1. Erdoğan schildert, wie er sich zu Hause mit seiner kleinen 13-jährigen Enkeltochter über seine Arbeit unterhält. Er macht das rheotorisch ausgezeichnet. Er zitiert die entscheidende Stelle des Dialogs. Sogar Instagramm kommt ins Spiel.

2 Fliegen mit 1 Schlag

a/ Sein Volk erlebt den gestrengen Landesvater jetzt als liebenden Großvater.   
b/ Und die Menschen erfahren, daß er den Rat seines Enkelkindes schätzt. 

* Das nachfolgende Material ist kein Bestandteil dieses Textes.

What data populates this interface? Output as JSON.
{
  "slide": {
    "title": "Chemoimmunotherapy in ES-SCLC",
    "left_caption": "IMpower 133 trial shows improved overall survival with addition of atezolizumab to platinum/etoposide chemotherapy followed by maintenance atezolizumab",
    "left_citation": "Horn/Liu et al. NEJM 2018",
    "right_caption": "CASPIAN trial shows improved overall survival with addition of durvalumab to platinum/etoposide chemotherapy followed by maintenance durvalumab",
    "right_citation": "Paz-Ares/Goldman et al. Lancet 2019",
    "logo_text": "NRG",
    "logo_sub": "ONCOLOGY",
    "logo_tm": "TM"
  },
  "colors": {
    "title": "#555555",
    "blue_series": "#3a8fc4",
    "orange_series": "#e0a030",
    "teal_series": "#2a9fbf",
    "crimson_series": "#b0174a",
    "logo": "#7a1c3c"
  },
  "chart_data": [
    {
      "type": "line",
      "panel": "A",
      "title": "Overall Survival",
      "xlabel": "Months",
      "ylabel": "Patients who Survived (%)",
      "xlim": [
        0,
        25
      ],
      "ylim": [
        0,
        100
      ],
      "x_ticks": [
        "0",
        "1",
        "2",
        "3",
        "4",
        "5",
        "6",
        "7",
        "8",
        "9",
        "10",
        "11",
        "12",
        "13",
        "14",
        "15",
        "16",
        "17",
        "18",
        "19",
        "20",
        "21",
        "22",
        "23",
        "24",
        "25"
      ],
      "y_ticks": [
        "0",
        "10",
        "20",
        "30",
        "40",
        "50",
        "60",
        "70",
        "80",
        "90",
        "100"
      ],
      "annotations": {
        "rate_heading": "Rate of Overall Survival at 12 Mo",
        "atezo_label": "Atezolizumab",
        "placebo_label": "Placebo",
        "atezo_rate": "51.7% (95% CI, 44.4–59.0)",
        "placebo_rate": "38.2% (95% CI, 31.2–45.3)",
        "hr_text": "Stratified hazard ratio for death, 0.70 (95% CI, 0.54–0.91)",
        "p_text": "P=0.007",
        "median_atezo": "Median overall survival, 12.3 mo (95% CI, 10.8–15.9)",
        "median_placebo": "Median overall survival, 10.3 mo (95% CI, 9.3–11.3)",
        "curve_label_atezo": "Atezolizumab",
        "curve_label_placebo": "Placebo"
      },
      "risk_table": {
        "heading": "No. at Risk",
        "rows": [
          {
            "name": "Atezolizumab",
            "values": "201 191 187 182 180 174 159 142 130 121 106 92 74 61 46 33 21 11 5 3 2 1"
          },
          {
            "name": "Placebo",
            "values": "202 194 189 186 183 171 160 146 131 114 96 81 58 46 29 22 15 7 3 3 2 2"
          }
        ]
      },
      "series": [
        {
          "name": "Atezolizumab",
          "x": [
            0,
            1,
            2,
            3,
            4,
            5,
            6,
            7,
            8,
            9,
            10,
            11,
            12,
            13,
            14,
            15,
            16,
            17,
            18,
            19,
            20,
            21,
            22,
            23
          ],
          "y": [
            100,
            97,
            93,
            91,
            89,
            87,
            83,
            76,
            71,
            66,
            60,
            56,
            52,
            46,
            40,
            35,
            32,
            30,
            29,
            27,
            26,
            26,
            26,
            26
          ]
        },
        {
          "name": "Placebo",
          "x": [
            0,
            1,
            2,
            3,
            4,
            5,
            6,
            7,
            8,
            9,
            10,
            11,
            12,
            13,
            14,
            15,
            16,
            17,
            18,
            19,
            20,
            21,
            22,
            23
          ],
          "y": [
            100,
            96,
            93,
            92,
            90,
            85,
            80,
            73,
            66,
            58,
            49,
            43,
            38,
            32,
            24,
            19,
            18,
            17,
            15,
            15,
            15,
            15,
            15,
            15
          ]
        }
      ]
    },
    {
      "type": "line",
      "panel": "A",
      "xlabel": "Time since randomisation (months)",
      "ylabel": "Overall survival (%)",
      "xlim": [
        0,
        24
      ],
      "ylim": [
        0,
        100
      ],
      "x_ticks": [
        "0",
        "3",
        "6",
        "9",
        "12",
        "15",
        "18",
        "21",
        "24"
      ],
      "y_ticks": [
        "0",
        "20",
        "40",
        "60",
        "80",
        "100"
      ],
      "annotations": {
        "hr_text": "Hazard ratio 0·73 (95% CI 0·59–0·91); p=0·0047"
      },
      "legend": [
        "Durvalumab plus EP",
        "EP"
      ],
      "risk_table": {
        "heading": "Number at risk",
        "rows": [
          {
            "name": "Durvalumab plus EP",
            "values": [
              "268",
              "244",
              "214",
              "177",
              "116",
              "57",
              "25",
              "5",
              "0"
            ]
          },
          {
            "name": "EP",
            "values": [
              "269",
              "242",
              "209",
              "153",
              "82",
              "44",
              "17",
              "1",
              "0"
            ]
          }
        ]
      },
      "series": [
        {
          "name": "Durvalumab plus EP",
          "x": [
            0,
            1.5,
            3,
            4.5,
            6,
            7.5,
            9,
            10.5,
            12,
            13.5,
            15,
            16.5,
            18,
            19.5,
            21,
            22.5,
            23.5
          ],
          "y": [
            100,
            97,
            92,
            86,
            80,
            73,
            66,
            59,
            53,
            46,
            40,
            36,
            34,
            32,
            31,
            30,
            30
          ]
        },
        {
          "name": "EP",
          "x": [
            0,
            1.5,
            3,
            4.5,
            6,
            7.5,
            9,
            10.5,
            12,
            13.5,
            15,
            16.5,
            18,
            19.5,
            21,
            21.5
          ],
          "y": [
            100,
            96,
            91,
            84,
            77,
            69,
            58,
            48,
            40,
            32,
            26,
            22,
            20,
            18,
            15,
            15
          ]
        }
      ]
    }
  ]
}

Kindermund tut Wahrheit kund. Wer weise ist, hört auch das Kind. Erdoğan – was für ein Präsident. Macron in Frankreich besuchen? Das geht jetzt natürlich gar nicht! Da hat die Kleine schlicht recht. 

2. Erdoğan, der konsequente und konsistente Mohammedaner, stellt sich an die Seite der Christen! Die genannte Szene bei der Eröffnung der Olympischen Spiele ist eine Verunglimpfung „des Heiligen.“ 

Was auch einer anderen Religion „heilig“ ist, darf nicht angetastet werden. Was Erdoğan nicht will, daß man es Mohammed antut, das will er auch nicht, daß man es Christus antut. 

Wirkung auf die Türken: Welch ein großer Mann in heiligem Auftrag. Er stellt sich an die Seite sogar der nun in Paris angegriffenen Christen. Um wieviel sicherer ist es, daß er den Propheten verteidigen und den Islam beschützen würde.

Anm.: Ich erinnere: Ich schildere jetzt nur aus rhetorischem Blickwinkel die Strategie der Rede. Ich kommentiere sie nicht politisch; sonst müßte ich die Unterdrückung der Christen in der Türkei mitkommentieren.

3. Erdoğan ist entschlossen: Beim nächsten und noch so geringen Anlaß wird er sofort zum Telefon greifen, den Papst direkt anrufen und die entsprechenden Maßnahmen persönlich mit ihm besprechen. 

Erdoğan ist jetzt der Politiker, das Staatsoberhaupt der Türkei, mit globalem Einfluß ausgestattet und mit dem Chef des Vatikanstaates, der auch über globalen Einfluß verfügt, auf Augenhöhe.  

Der Beschützer des globalen Islam, Erdoğan, und der Führer des globalen Christentums, Papst Franziskus I.:  beides sachlich total inkorrekt, aber wen kümmert’s, wenn es dem Redner jetzt nur um die Wirkung geht? 

Hauptsache, dieses Bild entsteht nun im Kopfkino der Tausenden, die ihn gerade reden hören. 

Raffinierte Rhetorik, freilich. Handwerklich beneidenswert meisterhaft. Ich fasse zusammen: Erdoğan hat entschieden, sich seinem Volk innerhalb von nur fünf Minuten 

  • als liebender, weiser Großvater seiner kleinen Enkelin, dann 
  • als entschlossener religiöser Verteidiger alles Heiligen und 
  • als mit dem Papst auf Augenhöhe amtierender „global leader“

zu zeigen. Das sind die 3 Stränge, die er da miteinander verflochten hat. So gut wie jeder Hörer dieser Worte wird wohl zumindest von einem dieser drei Stränge emotional berührt worden sein: der familiär empfindsame, der religiös gläubige und der politische, patriotische Mensch.

Eine entscheidende Frage beim Redevorbereiten

Warum analysiere ich das so ausführlich? Ich will, daß Sie sich dessen bewußt sind, wie unglaublich viele Möglichkeiten wir zur Auswahl haben, um bei möglichst allen unserer Hörer Wirkung zu erzielen und nicht nur bei einem mehr oder weniger kleinen Segment von ihnen.  

Mein Tipp: In Rhetorikseminaren lehre ich die wichtigen Fragen, die man beantworten muß, wenn man seine Rede vorbereitet. Eine dieser Fragen lautet:

„Wie will ich bei dieser Rede jetzt wahrgenommen werden?“ 

Stellen Sie sich diese Frage und treffen Sie eine Entscheidung!

Der alte Profi Erdoğan hatte diese Frage wohl schon verinnerlicht. Er hat sie auch für diese Rede gestellt und gediegen dreifältig beantwortet. Respekt!